Sans doute jaloux de son coéquipier, Romain Alessandrini veut lui aussi mettre une belle frappe après un coup franc mal dégagé (20e), mais l'ancien Rennais ne jouit pas de la même réussite. Quelques minutes plus tard, le même Alessandrini manque de doubler la mise après une superbe remontée de balle de ses coéquipiers (25e). Mais Romain n'est pas impérial devant le but. Encore plus passifs après le but qu'avant, les Corses font preuve d'une nonchalance inexplicable. À la demi-heure de jeu, leurs incursions dans la moitié de terrain adverse se comptent sur les doigts d'une seule main. Plus inquiétante encore, la défense corse se fait berner sur chacune des combinaisons marseillaises sur coups de pied arrêtés. Vraisemblablement satisfaits de cette maigre avance, les coéquipiers de Cabella ne poussent pas assez pour se mettre à l'abri et se contentent de quelques frissons sur corner. Le dernier intervient juste avant la pause : Rekik manque totalement sa tête, permettant à Cabella d'envoyer une frappe dans les nuages.

Romain, enfin


Au retour des vestiaires, il ne faut que 21 secondes à Romain Alessandrini pour doubler la marque. Entouré de plots à peu près aussi agressifs sur le ballon que des huîtres, le Marseillais fonce au but et trompe Hansen avant d'aller se marteler le torse de son poing rageur. Il faut dire que ce but, il le voulait depuis longtemps. Comme quoi, la fortune sourit aux audacieux. Et aux acharnés. Au milieu de terrain, Lass Diarra règne toujours en maître, toujours aussi précis dans ses passes et costaud dans ses récupérations. Côté corse, difficile de tirer du positif de cette prestation plus que médiocre, bien que Gaël Danic semble sortir du lot. Diallo, lui, pousse Mandanda à sortir de sa sieste (54e) sur une frappe tout en spontanéité. À l'heure de jeu, alors qu'on pense que les hommes de Michel vont faire copain copain avec leur vieille amie gestion, Manquillo adresse un centre fort dans la surface, à quelques centimètres seulement des crampons de Cabella.

Plus volontaires qu'en première période, les Marseillais enfoncent le clou quelques minutes plus tard.
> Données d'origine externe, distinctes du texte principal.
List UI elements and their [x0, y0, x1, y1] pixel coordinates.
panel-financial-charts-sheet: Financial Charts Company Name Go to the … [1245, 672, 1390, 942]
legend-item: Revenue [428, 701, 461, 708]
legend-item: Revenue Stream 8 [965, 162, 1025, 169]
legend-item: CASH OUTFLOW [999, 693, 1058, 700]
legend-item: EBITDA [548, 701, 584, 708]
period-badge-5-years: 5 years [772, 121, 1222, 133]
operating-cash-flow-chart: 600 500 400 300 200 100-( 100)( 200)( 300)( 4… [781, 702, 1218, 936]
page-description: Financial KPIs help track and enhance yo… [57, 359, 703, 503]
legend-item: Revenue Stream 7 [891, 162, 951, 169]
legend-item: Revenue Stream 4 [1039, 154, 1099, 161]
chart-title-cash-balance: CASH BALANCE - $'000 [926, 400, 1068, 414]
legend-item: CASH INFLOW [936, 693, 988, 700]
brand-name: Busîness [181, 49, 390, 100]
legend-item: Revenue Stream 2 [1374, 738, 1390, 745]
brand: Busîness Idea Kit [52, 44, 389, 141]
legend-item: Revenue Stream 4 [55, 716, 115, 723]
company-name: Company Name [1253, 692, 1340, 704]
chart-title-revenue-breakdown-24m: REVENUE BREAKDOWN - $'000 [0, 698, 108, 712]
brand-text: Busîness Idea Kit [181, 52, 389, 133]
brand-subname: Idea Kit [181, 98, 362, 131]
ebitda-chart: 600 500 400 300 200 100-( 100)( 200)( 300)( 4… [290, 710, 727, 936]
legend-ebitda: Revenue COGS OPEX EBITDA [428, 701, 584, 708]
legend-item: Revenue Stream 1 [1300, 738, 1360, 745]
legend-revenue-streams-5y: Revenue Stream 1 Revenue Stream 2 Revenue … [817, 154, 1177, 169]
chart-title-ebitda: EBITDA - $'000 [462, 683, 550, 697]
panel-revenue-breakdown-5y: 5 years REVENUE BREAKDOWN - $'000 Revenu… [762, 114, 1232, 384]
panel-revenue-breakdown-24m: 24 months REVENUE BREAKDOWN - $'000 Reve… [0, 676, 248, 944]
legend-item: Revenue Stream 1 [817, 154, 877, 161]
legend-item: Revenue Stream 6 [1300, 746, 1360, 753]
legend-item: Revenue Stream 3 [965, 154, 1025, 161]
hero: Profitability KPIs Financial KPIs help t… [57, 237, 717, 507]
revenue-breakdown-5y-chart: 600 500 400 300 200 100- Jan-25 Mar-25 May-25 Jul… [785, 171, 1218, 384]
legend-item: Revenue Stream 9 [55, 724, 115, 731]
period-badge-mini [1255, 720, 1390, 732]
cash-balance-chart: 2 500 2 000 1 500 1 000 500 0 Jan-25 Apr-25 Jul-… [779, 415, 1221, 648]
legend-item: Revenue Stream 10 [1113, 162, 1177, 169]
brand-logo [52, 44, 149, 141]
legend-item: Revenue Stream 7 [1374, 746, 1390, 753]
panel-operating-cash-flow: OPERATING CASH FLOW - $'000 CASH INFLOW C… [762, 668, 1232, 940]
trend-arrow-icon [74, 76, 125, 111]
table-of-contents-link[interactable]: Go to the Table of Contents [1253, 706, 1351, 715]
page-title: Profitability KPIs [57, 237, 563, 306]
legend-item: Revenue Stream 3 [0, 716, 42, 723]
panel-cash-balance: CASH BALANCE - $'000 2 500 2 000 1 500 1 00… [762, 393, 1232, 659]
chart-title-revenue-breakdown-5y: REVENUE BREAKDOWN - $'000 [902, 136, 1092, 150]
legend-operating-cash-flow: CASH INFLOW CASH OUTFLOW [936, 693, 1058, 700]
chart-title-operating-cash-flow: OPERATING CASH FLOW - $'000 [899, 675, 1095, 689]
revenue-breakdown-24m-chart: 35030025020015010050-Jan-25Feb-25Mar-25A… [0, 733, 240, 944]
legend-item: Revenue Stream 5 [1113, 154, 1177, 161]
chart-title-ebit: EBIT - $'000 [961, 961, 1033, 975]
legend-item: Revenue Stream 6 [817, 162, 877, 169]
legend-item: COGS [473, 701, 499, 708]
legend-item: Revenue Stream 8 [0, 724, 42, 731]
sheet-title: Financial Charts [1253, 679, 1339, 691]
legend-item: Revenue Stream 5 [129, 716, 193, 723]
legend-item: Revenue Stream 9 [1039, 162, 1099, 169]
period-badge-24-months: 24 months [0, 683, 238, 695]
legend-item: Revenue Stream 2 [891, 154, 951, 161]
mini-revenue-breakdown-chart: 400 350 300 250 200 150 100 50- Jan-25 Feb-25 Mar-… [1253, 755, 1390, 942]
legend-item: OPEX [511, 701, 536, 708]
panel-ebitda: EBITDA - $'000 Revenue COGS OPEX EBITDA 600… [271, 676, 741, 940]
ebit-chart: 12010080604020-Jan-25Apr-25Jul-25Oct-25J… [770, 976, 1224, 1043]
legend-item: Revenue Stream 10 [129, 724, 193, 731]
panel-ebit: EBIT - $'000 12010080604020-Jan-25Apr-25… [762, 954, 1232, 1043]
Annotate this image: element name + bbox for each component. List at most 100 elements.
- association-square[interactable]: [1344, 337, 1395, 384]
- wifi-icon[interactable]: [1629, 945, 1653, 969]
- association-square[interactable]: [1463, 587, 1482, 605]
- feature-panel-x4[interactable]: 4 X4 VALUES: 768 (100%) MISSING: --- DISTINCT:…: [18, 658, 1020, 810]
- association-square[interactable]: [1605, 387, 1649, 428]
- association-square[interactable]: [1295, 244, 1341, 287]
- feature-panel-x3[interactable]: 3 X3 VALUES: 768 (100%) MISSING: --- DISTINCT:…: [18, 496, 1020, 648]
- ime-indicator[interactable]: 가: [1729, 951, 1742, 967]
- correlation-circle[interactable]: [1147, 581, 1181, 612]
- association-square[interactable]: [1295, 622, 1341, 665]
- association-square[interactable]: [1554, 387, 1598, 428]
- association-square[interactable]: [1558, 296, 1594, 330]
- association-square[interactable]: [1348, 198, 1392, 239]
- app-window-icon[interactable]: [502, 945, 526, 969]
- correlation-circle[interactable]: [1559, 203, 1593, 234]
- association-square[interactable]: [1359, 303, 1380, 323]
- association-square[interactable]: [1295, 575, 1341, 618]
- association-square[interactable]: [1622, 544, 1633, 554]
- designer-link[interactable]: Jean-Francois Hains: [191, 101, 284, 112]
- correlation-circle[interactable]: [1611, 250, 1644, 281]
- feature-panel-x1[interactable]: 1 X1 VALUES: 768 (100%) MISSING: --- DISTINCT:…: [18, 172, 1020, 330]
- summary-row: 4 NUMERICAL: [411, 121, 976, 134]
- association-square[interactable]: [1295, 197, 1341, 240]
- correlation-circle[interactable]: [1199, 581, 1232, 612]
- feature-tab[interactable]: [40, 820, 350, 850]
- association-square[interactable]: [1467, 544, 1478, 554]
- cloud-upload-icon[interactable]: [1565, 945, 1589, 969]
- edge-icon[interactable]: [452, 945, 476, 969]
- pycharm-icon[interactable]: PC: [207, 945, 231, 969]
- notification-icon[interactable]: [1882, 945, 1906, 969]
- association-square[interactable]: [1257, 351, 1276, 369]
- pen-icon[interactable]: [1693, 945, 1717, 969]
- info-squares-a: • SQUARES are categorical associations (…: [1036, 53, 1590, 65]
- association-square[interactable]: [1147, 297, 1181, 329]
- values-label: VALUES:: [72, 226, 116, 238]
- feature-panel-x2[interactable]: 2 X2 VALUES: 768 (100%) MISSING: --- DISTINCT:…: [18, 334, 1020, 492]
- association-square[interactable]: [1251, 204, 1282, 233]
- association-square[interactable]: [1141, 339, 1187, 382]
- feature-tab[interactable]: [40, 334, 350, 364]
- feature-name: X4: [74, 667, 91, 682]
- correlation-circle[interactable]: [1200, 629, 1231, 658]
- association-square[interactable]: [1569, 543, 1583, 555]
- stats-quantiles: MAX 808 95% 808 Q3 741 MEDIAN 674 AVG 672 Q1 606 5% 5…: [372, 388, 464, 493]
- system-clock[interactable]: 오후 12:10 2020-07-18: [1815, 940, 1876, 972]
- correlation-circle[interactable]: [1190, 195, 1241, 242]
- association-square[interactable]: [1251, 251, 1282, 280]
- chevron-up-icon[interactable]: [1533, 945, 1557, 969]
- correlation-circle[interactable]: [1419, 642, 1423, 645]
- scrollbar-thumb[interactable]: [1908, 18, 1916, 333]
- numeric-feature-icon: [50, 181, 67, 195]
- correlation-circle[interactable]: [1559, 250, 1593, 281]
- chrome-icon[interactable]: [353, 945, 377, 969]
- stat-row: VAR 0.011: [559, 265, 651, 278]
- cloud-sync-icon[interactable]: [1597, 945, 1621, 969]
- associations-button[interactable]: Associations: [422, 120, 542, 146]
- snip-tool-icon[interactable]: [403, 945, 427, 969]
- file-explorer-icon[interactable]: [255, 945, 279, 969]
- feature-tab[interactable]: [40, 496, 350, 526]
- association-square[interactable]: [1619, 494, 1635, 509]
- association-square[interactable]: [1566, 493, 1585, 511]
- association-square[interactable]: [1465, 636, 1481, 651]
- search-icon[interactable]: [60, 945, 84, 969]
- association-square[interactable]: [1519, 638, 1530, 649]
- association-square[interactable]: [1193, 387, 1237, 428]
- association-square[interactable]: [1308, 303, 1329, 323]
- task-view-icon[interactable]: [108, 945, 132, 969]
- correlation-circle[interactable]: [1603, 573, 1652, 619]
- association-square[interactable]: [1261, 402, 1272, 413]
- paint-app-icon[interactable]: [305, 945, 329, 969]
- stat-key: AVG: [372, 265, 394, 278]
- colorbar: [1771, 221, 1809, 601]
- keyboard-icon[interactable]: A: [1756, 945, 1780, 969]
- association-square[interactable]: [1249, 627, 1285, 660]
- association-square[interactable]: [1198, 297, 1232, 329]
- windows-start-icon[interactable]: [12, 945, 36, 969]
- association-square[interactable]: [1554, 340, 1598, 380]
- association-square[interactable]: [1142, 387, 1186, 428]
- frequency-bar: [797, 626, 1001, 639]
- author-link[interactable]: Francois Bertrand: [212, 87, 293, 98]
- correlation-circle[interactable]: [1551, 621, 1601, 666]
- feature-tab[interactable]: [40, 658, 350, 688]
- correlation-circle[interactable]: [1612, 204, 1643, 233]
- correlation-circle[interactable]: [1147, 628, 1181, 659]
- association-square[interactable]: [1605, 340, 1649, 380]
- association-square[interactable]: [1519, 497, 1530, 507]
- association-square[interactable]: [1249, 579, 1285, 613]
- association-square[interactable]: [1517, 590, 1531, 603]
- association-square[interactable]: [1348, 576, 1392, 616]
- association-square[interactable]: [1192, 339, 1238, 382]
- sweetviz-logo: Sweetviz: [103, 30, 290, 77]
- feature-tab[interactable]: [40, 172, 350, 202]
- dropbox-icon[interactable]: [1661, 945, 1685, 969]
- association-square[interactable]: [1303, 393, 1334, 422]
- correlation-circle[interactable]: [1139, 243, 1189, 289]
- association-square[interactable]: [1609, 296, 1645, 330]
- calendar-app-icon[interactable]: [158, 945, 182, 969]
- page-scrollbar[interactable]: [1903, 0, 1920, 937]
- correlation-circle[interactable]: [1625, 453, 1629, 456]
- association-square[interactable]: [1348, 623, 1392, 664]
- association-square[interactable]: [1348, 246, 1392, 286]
Alessandrini déboule après un centre de Manquillo mal dégagé, ouvre parfaitement son pied et s'offre son premier doublé en Ligue 1 (66e). Complètement débordés, les Bastiais s'effondrent, comme Troyes quelques semaines plus tôt et concèdent un quatrième but. Cette fois-ci, c'est Michy Batshuayi, sevré de ballons depuis le coup d'envoi, qui trompe Hansen à bout portant (68e). Fatigués, les Marseillais laissent le ballon aux Corses, qui réussissent enfin à construire une action correcte. Après un beau centre venu de la gauche, Brandão trompe Mandanda d'une tête bien sentie (79e). Forcément, quand on joue au football, on augmente significativement ses chances de marquer des buts. Au coup de sifflet final, le constat est simple : Marseille a réalisé un match plein, bien aidé par un Alessandrini en mode phœnix, qui a su renaître de ses cendres laissés sur la pelouse de Guingamp.